Yeah, this series has a Part I - bet you thought I'd never finish it! It's time for me to showcase my other favorite edugame from childhood, Logical Journey of the Zoombinis. Like the Doctor Brain games, this one was so good for me that I wanted to keep playing it as an adult. I still have the original CD and can run the game if I set up one of my older Windows computers. (If you'd like to play it on a modern PC, there is a remake, though they redid all the art for some silly reason). Unlike the Doctor Brain series, Logical Journey does not teach any encyclopedic knowledge or technical skills. It is 100% about how to think - reasoning, experimenting, and planning. All the puzzles sorta have a basis in mathematics or programming, but you wouldn't realize that unless you were told (or knew what to look for).
Get in the hole, we're escaping! |
Let's start with the obvious: this game is CUTE. What little kid doesn't love small round innocent creatures with big eyes? The ridiculous supporting characters range from an anthropomorphic ringtail cat to sapient rocks and trees. There's a thin but motivating plot: the Zoombinis were a happy nation of craft workers [1] until the Bloats tricked them into a bad trade agreement and basically enslaved them. The player character is a "guide" who helps bands of Zoombini refugees travel to a distant land where they can be free. That means getting them through bizarre obstacles, which I guess they're not smart enough to manage on their own.
To get a group of Zoombinis through the entire trek, you have to solve nine puzzles out of the twelve available. A common theme across seven of the puzzles is a hidden rule you must deduce. Sometimes the rule is about categories, sometimes it's about mapping (functions), sometimes it's about spatial relationships ... regardless, it can only be found through trial and error, and you get a limited number of tries. So this game excels at teaching the player not only how to generalize from limited experience, but also how to choose experiments that judge between competing possibilities and maximize information gained. Other puzzle elements I can think of include resource allocation under constraints, prediction, and sequencing.
This is also the only edugame I can think of that had a serious difficulty curve - it enabled me to watch myself get smarter. When I played for the first time, the easiest level was manageable (mostly - I had no clue what was going on in the Fleens puzzle), but the upper levels were too hard. When I got older and came back to it, I found myself mysteriously able to figure out parts that once seemed impenetrable.

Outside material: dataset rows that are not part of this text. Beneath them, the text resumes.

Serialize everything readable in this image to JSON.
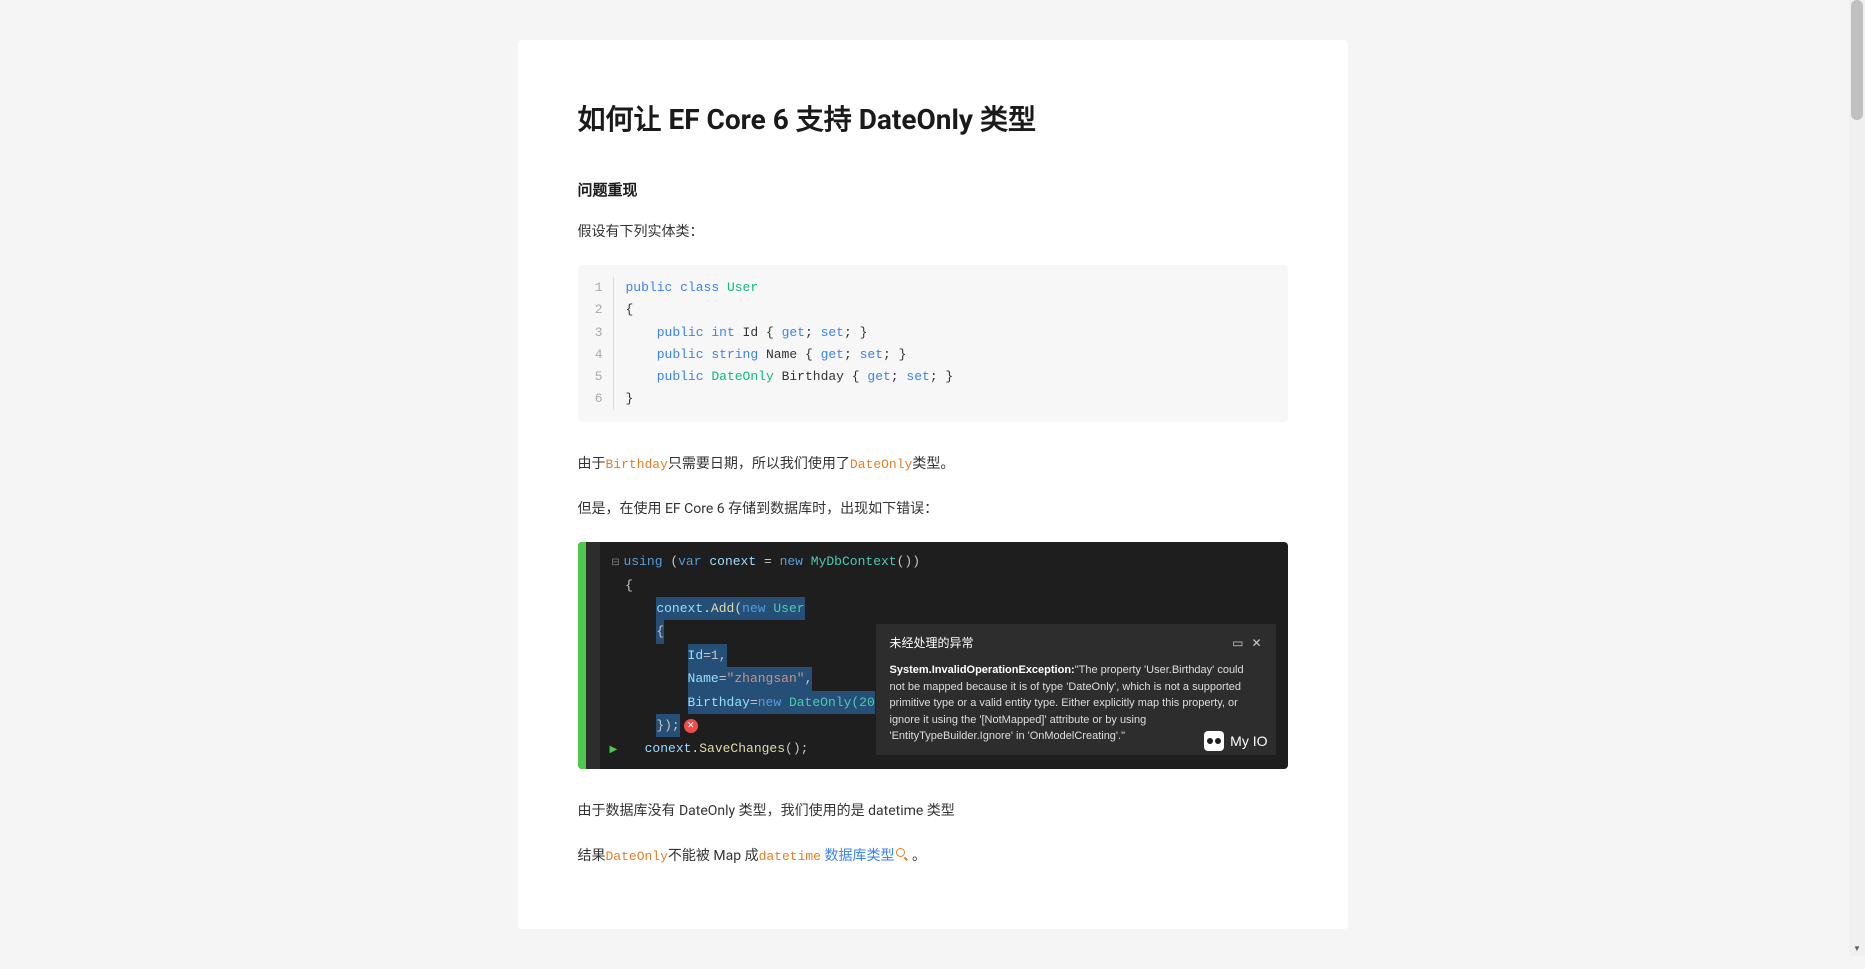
{
  "article": {
    "title": "如何让 EF Core 6 支持 DateOnly 类型",
    "section1_heading": "问题重现",
    "para1": "假设有下列实体类：",
    "para2_prefix": "由于",
    "para2_code1": "Birthday",
    "para2_mid": "只需要日期，所以我们使用了",
    "para2_code2": "DateOnly",
    "para2_suffix": "类型。",
    "para3": "但是，在使用 EF Core 6 存储到数据库时，出现如下错误：",
    "para4": "由于数据库没有 DateOnly 类型，我们使用的是 datetime 类型",
    "para5_prefix": "结果",
    "para5_code1": "DateOnly",
    "para5_mid": "不能被 Map 成",
    "para5_code2": "datetime",
    "para5_link": "数据库类型",
    "para5_suffix": "。"
  },
  "code_block": {
    "lines": [
      {
        "num": "1",
        "tokens": [
          {
            "t": "public",
            "c": "kw-public"
          },
          {
            "t": " ",
            "c": ""
          },
          {
            "t": "class",
            "c": "kw-class"
          },
          {
            "t": " ",
            "c": ""
          },
          {
            "t": "User",
            "c": "kw-type"
          }
        ]
      },
      {
        "num": "2",
        "tokens": [
          {
            "t": "{",
            "c": "kw-brace"
          }
        ]
      },
      {
        "num": "3",
        "tokens": [
          {
            "t": "    ",
            "c": ""
          },
          {
            "t": "public",
            "c": "kw-public"
          },
          {
            "t": " ",
            "c": ""
          },
          {
            "t": "int",
            "c": "kw-int"
          },
          {
            "t": " Id { ",
            "c": ""
          },
          {
            "t": "get",
            "c": "kw-accessor"
          },
          {
            "t": "; ",
            "c": ""
          },
          {
            "t": "set",
            "c": "kw-accessor"
          },
          {
            "t": "; }",
            "c": ""
          }
        ]
      },
      {
        "num": "4",
        "tokens": [
          {
            "t": "    ",
            "c": ""
          },
          {
            "t": "public",
            "c": "kw-public"
          },
          {
            "t": " ",
            "c": ""
          },
          {
            "t": "string",
            "c": "kw-string"
          },
          {
            "t": " Name { ",
            "c": ""
          },
          {
            "t": "get",
            "c": "kw-accessor"
          },
          {
            "t": "; ",
            "c": ""
          },
          {
            "t": "set",
            "c": "kw-accessor"
          },
          {
            "t": "; }",
            "c": ""
          }
        ]
      },
      {
        "num": "5",
        "tokens": [
          {
            "t": "    ",
            "c": ""
          },
          {
            "t": "public",
            "c": "kw-public"
          },
          {
            "t": " ",
            "c": ""
          },
          {
            "t": "DateOnly",
            "c": "kw-type"
          },
          {
            "t": " Birthday { ",
            "c": ""
          },
          {
            "t": "get",
            "c": "kw-accessor"
          },
          {
            "t": "; ",
            "c": ""
          },
          {
            "t": "set",
            "c": "kw-accessor"
          },
          {
            "t": "; }",
            "c": ""
          }
        ]
      },
      {
        "num": "6",
        "tokens": [
          {
            "t": "}",
            "c": "kw-brace"
          }
        ]
      }
    ]
  },
  "ide": {
    "line1_using": "using",
    "line1_var": "var",
    "line1_conext": "conext",
    "line1_eq": " = ",
    "line1_new": "new",
    "line1_type": "MyDbContext",
    "line1_end": "())",
    "line2": "{",
    "line3_conext": "conext",
    "line3_add": ".Add(",
    "line3_new": "new",
    "line3_user": " User",
    "line4": "{",
    "line5_id": "Id",
    "line5_val": "=1,",
    "line6_name": "Name",
    "line6_eq": "=",
    "line6_str": "\"zhangsan\"",
    "line6_end": ",",
    "line7_bday": "Birthday",
    "line7_eq": "=",
    "line7_new": "new",
    "line7_type": " DateOnly(20",
    "line8": "});",
    "line9_conext": "conext",
    "line9_method": ".SaveChanges",
    "line9_end": "();",
    "exception_title": "未经处理的异常",
    "exception_type": "System.InvalidOperationException:",
    "exception_msg": "\"The property 'User.Birthday' could not be mapped because it is of type 'DateOnly', which is not a supported primitive type or a valid entity type. Either explicitly map this property, or ignore it using the '[NotMapped]' attribute or by using 'EntityTypeBuilder.Ignore' in 'OnModelCreating'.\"",
    "watermark": "My IO"
  }
}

I can remember having big feelings about this game - mostly frustration. Failing a puzzle means you "lose" some Zoombinis. They never die (the designers weren't brutes), but they do go back to the closest available campsite. And then, unless you lose more Zoombinis, you can never get back to moving perfect groups of sixteen around. You'll always have a "remainder" stuck at one of the camps. I adore round numbers enough that this ticked me off. It's tough to choose the puzzle I had the fiercest love-hate relationship with. "Mirror Machine" probably drove me crazy the longest, but I have to give the award to "Titanic Tattooed Toads," because failing at this one really made me feel dumb. It's quite easy if you meticulously pay attention: just make sure your lily pad feature of choice forms an unbroken trail across the marsh. If you aren't meticulous and miss one incorrect lily pad, boom, the scenario becomes unwinnable. Being impatient and launching more than one toad at once can also wreck you. Thanks loads, toads!
The same-color paths were always easier for me to find than same-shape, so I wonder if this puzzle is extra torture for colorblind kids. Screenshot obtained from zoombinis.fandom.com. |
My late-blooming achievement was not intelligence, but discipline. In early playthroughs, I lost interest after a few journeys at the highest difficulty level. It wasn't until I was older ... I forget when, probably my late teens ... that I "beat the game" by transferring a full complement of 625 Zoombinis from Zoombini Isle to Zoombiniville. That involves playing the nine puzzles at least forty times, even if you do it perfectly. Was it worth it? I don't know, but I feel strangely satisfied. I guess it means I cared. (If you leave the game running in Zoombiniville for very long, the narrator starts harassing you about all the Zoombinis still living under tyranny. Tell him I finally committed and went back for every last one.)
There might be a particular reason why I decided to talk about this game this month, but you'll just have to wait and see. :)
Happy cogitations,
Jenny
[1] How they managed this without hands or other manipulators, I don't know. Don't overthink it.